Machine Learning Gender Prediction by Name
Indonesia Gender prediction using name as feature. The names trained are Indonesian names. The training data is retrieved from KPU, this data consists of names of voter and its gender.
This python program uses Scikit-Learn library for learning pipeline. It provides 3 machine learning algoriothm options (Naive Bays, Logistic Regresion, Random Forest).
This program accepts name from command line parameter and names batch in CSV file.
- Clone this repository git clone https://github.com/miftahul-huda/name-gender-prediction-ml.git
- Open project directory : cd name-gender-prediction-ml
- Create Python virtual environment : python3 -m venv venv
- Activate the virtual environment : source venv/bin/activate
- Install dependency : pip3 install -r requirements.txt
python gender-predictor.py -h
usage: gender-predictor.py [-h] [-ml {NB,LG,RF}] [-t TRAIN] name
Gender prediction by Indonesian name
positional arguments:
name Name to predict
optional arguments:
-h, --help show this help message and exit
-n nama, --name nama The name to predict
-ml {NB,LG,RF} NB=Naive Bayes(default); LG=Logistic Regression;
RF=Random Forest
-t TRAIN, --train TRAIN
Retrain using specific dataset
-f FEATURE, --feature FEATURE
Feature column names for prediction
-p PREDICT, --predict PREDICT
Predicted class names for prediction
-i INPUT, --input INPUT
Input filename for batch prediction
-o OUTPUT, --output OUTPUT
Output filename for batch prediction
Predict gender for a name
python gender-predictor.py -ml LG -n "Miftahul Huda"

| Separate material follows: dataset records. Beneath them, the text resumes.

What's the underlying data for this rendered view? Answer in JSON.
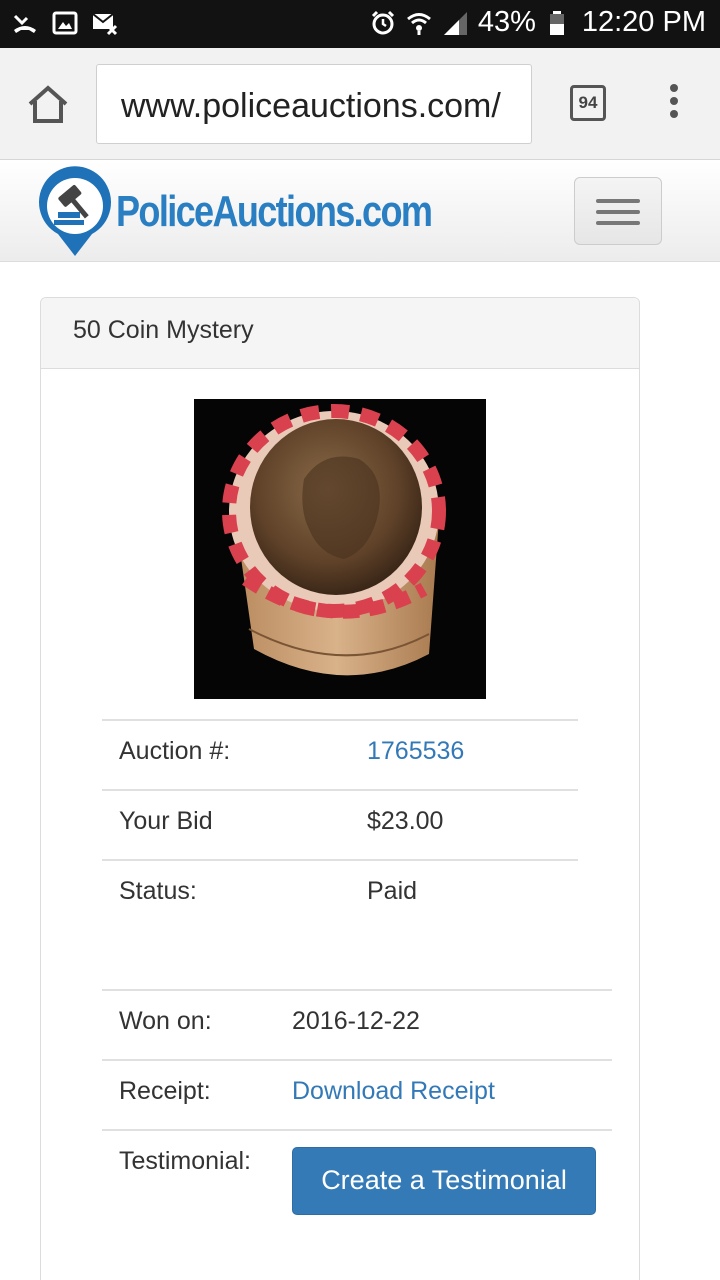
{
  "status_bar": {
    "battery": "43%",
    "time": "12:20 PM"
  },
  "browser": {
    "url": "www.policeauctions.com/",
    "tab_count": "94"
  },
  "site": {
    "logo_text": "PoliceAuctions.com",
    "brand_color": "#2a7fc3"
  },
  "item": {
    "title": "50 Coin Mystery",
    "image_alt": "coin roll"
  },
  "details": [
    {
      "label": "Auction #:",
      "value": "1765536"
    },
    {
      "label": "Your Bid",
      "value": "$23.00"
    },
    {
      "label": "Status:",
      "value": "Paid"
    }
  ],
  "order": {
    "won_on_label": "Won on:",
    "won_on_value": "2016-12-22",
    "receipt_label": "Receipt:",
    "receipt_link": "Download Receipt",
    "testimonial_label": "Testimonial:",
    "testimonial_button": "Create a Testimonial"
  },
  "colors": {
    "link": "#3379b7",
    "button": "#337ab7"
  }
}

Gender prediction using Logistic Regression .
Miftahul Huda : Male
Predict gender using batch
python gender-predictor.py -ml LG -i ./data/voters.DKIJAKARTA.JAKARTASELATAN.PANCORAN.CIKOKO.1.csv -o ./data/output_test.csv
Retrain the model and predict
python gender-predictor.py -ml LG -t ./data/data-pemilih-kpu.csv -f "name" -p "gender" -n "Amanda Husein"
Accuracy : 93.51351351351352 %
Gender prediction using Logistic Regression .
Amanda Husein : Female